Issie stood in the kitchen for a moment, puzzled as to where her mother might be. And then she heard her
voice in the hallway talking on the phone. “All right, then. Of course. Yes, she’s just arrived. We’ll come now. Put the kettle on and we’ll see you in a minute.”
Issie walked through into the hallway just as her mother hung up the phone. Her mum, she thought, had a very queer look on her face. Something was up.
“Put your coat and boots back on,” Mrs Brown instructed briskly. “We’re off.”
“What’s going on? Where are we going?” Issie pestered her mum as she pulled her wet coat and boots back on again and clambered into the car.
“You’ll see,” is all her mother would reply.
And so the two of them drove in tense silence, with Issie occasionally trying to ask again what was going on and her mum just shaking her head and saying, “Wait. Just wait. We’re nearly there. It’s not far.”
It was getting dark as Issie and her mum drove up the tree-lined driveway into Winterflood Farm. As they pulled up into the gravel turning bay, Tom Avery stepped out of his front door to meet them. He was
dressed, as always, in jodhpurs and long boots. He smiled broadly when he saw them both. “Come in,” he said. “Good timing. We’ve just made a pot of tea.”
We?
thought Issie. Who else was here? There had been a strange car, a Peugeot, parked next to Tom’s horse truck.
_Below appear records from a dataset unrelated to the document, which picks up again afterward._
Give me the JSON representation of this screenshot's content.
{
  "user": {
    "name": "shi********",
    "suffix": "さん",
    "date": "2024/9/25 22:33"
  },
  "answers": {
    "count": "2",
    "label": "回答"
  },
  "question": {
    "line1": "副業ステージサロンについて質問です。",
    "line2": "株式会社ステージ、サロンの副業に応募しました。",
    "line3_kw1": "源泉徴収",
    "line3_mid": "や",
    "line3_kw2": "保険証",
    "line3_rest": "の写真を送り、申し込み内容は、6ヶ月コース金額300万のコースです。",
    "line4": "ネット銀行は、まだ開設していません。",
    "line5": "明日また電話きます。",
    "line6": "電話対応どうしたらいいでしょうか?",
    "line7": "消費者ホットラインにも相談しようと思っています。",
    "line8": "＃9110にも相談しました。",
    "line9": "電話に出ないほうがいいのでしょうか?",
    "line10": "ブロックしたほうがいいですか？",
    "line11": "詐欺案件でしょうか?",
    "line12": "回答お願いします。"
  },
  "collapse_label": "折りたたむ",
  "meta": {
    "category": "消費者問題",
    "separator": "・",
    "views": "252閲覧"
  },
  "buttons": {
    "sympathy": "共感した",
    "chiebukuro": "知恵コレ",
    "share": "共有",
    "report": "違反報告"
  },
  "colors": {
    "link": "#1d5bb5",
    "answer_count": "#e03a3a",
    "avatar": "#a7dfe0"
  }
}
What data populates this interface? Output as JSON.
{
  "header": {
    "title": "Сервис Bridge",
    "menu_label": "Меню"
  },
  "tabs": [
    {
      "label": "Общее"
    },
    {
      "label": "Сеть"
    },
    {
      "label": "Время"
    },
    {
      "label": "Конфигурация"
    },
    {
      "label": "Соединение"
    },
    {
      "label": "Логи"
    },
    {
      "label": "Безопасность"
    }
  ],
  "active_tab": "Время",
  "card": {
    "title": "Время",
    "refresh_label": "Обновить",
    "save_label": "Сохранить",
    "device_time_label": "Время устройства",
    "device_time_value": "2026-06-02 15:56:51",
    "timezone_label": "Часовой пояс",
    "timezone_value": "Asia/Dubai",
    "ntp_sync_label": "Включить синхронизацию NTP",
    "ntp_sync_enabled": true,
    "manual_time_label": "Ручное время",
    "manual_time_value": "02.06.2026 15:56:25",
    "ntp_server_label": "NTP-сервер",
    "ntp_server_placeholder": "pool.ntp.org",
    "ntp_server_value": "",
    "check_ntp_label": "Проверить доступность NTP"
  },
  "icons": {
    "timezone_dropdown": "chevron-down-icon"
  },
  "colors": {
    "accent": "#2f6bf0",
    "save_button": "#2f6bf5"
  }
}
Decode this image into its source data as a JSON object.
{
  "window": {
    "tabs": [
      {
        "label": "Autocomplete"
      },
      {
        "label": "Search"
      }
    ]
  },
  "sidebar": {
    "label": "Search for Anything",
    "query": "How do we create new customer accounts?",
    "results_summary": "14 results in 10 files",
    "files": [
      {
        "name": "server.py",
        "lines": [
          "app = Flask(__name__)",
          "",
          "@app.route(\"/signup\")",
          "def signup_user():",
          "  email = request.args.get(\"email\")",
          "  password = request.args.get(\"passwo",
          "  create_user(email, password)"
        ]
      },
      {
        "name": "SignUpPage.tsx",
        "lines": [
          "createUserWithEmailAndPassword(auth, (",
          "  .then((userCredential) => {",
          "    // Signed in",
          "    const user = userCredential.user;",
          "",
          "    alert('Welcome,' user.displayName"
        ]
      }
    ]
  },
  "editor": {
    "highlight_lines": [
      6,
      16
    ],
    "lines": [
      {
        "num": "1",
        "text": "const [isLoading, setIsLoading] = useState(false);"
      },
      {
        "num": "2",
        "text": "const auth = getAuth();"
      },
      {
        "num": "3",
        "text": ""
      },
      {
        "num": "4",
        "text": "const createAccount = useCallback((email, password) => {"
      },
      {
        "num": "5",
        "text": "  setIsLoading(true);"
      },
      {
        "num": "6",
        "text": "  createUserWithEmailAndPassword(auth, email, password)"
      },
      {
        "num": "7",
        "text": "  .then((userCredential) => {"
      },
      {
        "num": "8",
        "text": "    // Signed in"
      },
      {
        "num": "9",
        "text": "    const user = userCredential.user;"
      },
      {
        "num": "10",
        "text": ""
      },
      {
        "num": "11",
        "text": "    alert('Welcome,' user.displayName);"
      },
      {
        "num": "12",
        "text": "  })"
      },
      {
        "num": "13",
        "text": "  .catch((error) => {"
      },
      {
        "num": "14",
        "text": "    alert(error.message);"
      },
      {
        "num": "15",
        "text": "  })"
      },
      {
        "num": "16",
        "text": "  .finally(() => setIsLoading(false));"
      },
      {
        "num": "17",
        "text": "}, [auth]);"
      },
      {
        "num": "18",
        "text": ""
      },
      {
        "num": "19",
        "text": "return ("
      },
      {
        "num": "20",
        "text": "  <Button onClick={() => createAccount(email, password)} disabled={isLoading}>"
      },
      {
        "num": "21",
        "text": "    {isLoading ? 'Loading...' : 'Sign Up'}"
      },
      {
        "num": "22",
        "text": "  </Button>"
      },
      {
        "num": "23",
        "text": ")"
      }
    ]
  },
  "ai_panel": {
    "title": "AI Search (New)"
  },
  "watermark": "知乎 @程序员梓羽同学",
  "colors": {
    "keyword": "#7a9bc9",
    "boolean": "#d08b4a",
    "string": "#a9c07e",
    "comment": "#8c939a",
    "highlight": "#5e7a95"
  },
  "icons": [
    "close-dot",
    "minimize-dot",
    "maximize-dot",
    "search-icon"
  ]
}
Who was here with him?
She stopped and shook the rain off her coat before hanging it on the hook in the front porch, and then followed her mother in the door.
Avery’s house was a tiny, old-fashioned cottage with an Aga in the kitchen and a big wooden dining table and chairs taking up the centre of the room. It was into the kitchen that he led them now, and Issie couldn’t believe her eyes when she saw who was sitting at the kitchen table. There, right in front of her was a face that she never thought she would see again. It was Francoise D’arth.